- The Washington Times - Saturday, September 11, 2021

Americans from first responders to former presidents spent Saturday honoring the heroes of the Sept. 11, 2001 attacks and mourning those who died to remember the 20th anniversary of America’s darkest day.

President Biden and first lady Jill Biden joined a crowd at the hallowed site where a pair of planes destroyed the World Trade Center.

More than 2,753 first responders and office workers were killed in the lower Manhattan attacks.
 
The solemn service included the traditional reading of the victims’ names for most of the five-hour ceremony.

To commemorate the attacks, six moments of silence took place, starting at 8:46 a.m. That was the time al Qaeda terrorists crashed American Airlines Flight 11 into the North Tower of the World Trade Center.
 
Mike Low, who lost his daughter, Sara, on Sept. 11, 2001, spoke after a moment of silence calling the site where the World Trade Center once stood “a quiet place of memory.’

Sara Low was a flight attendant on American Airlines Flight 11.



“History must be remembered not as numbers and a date but as the faces of ordinary people. People who looked a lot like Sara,” he said.

Mr. Biden was joined by former Presidents Obama and Clinton as well as several national and New York dignitaries.
 
Bruce Springsteen, a surprise guest, performed an acoustic version of his song, “I’ll See You in My Dreams.”

At the Pentagon, Defense Secretary Lloyd Austin and Gen. Mark Milley, chairman of the Joint Chiefs of Staff, gave a hopeful vision for the future of the United States.
 
Mr. Lloyd commemorated the anniversary at the Pentagon ceremony on Saturday morning, asserting that it is “our responsibility to remember” the events that happened two decades ago.

The secretary also touched on the unknown challenges of the future, but promised a prepared nation for whatever comes.

“We cannot know what the next 20 years will bring,” Mr. Lloyd said. “We cannot know what new dangers they will carry. We cannot foresee what Churchill once called ‘the originality of malice.’ But we do know that America will always lead.”

In Shanksville, Pennsylvania, former President Bush and Vice President Harris honored the 40 brave souls who valiantly stopped four hijackers from cashing United Airlines Flight 93 into another target.
 
The passengers and crew of United Airlines Flight 93 worked together to fight back against the hijackers and all were killed when the plane slammed into the field in Pennsylvania.
 
“The passengers and crew of Flight 93 must always have an honored place,” Mr. Bush said. “Here, the intended targets became the instruments of rescue. Many who are now alive owe a vast, unconscious debt to the defiance displaced in the skies above this field.”

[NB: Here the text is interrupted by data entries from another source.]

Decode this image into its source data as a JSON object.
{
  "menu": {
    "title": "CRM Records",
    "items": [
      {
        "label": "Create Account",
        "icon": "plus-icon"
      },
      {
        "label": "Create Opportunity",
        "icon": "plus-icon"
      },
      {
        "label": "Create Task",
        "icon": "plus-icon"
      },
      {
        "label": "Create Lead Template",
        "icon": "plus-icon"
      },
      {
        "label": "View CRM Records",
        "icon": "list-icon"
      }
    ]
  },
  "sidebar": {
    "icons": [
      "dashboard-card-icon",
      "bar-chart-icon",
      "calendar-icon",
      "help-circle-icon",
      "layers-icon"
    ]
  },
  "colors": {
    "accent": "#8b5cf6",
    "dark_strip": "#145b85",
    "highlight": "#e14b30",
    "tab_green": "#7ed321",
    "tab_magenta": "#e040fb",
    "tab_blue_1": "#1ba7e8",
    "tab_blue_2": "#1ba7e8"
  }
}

Ms. Harris said the heroism of Flight 93, saying their courage is a reflection of the American people.

“What happened on Flight 93 tells us so much. About the courage of those on board, who gave everything. About the resolve of the first responders, who risked everything. About the resilience of the American people,” she said.

Mr. Biden later joined those who gathered at the field where the plane slammed into the ground to lay a wreath.

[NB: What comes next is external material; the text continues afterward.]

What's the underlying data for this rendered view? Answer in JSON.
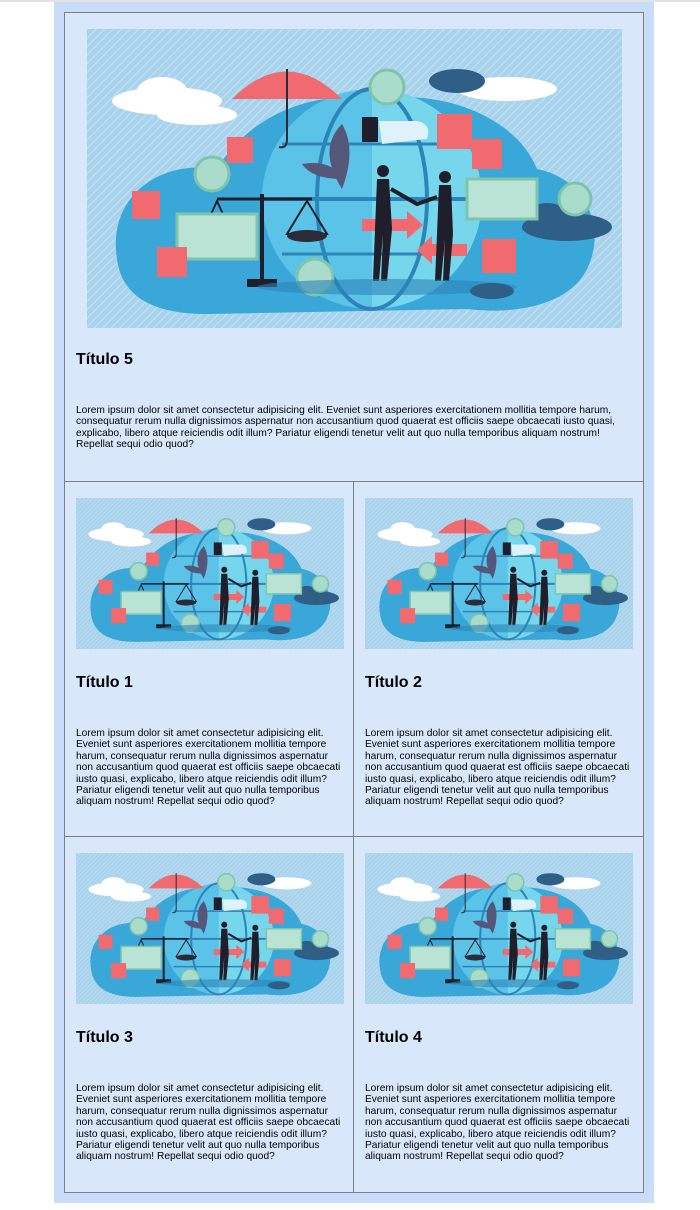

He later talked about the importance of having memorials during a visit to a fire station near Shanksville.

“These memorials are really important. But they’re also incredibly difficult for the people affected by them because it brings back the moment they got the phone call, it brings back the instant they got the news,” the president said.

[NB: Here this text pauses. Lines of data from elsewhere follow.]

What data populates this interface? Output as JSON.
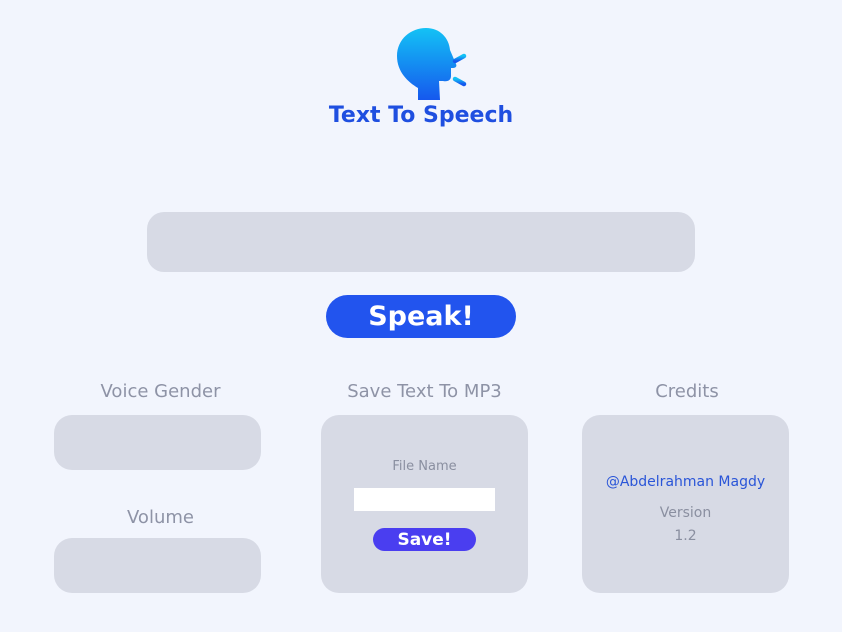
{
  "header": {
    "title": "Text To Speech",
    "logo_icon": "speaking-head-icon"
  },
  "main": {
    "text_input": {
      "value": "",
      "placeholder": ""
    },
    "speak_label": "Speak!"
  },
  "voice_gender": {
    "label": "Voice Gender",
    "value": ""
  },
  "volume": {
    "label": "Volume",
    "value": ""
  },
  "save_mp3": {
    "label": "Save Text To MP3",
    "file_name_label": "File Name",
    "file_name_value": "",
    "save_label": "Save!"
  },
  "credits": {
    "label": "Credits",
    "author": "@Abdelrahman Magdy",
    "version_label": "Version",
    "version": "1.2"
  },
  "colors": {
    "background": "#f2f5fd",
    "accent": "#1f4fe0",
    "speak_button": "#2254ee",
    "save_button": "#4a3ef0",
    "panel": "#d7dae5"
  }
}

He praised Mr. Bush’s speech and urged the nation to come together.

“Are we going to, in the next four, five, six, 10 years, demonstrate that democracies can work, or not?” he asked.

Mr. Biden concluded the day by laying a wreath at the Pentagon. He was joined by the first lady Jill Biden, Ms. Harris, the second gentleman Doulas Emhoff, Mr. Austin, and Mr. Milley.

Meanwhile, former President Trump made a surprise visit to police officers in New York. He honored their work, before ripping Mr. Biden’s withdrawal from Afghanistan, a conflict launched in response to the 9/11 attacks.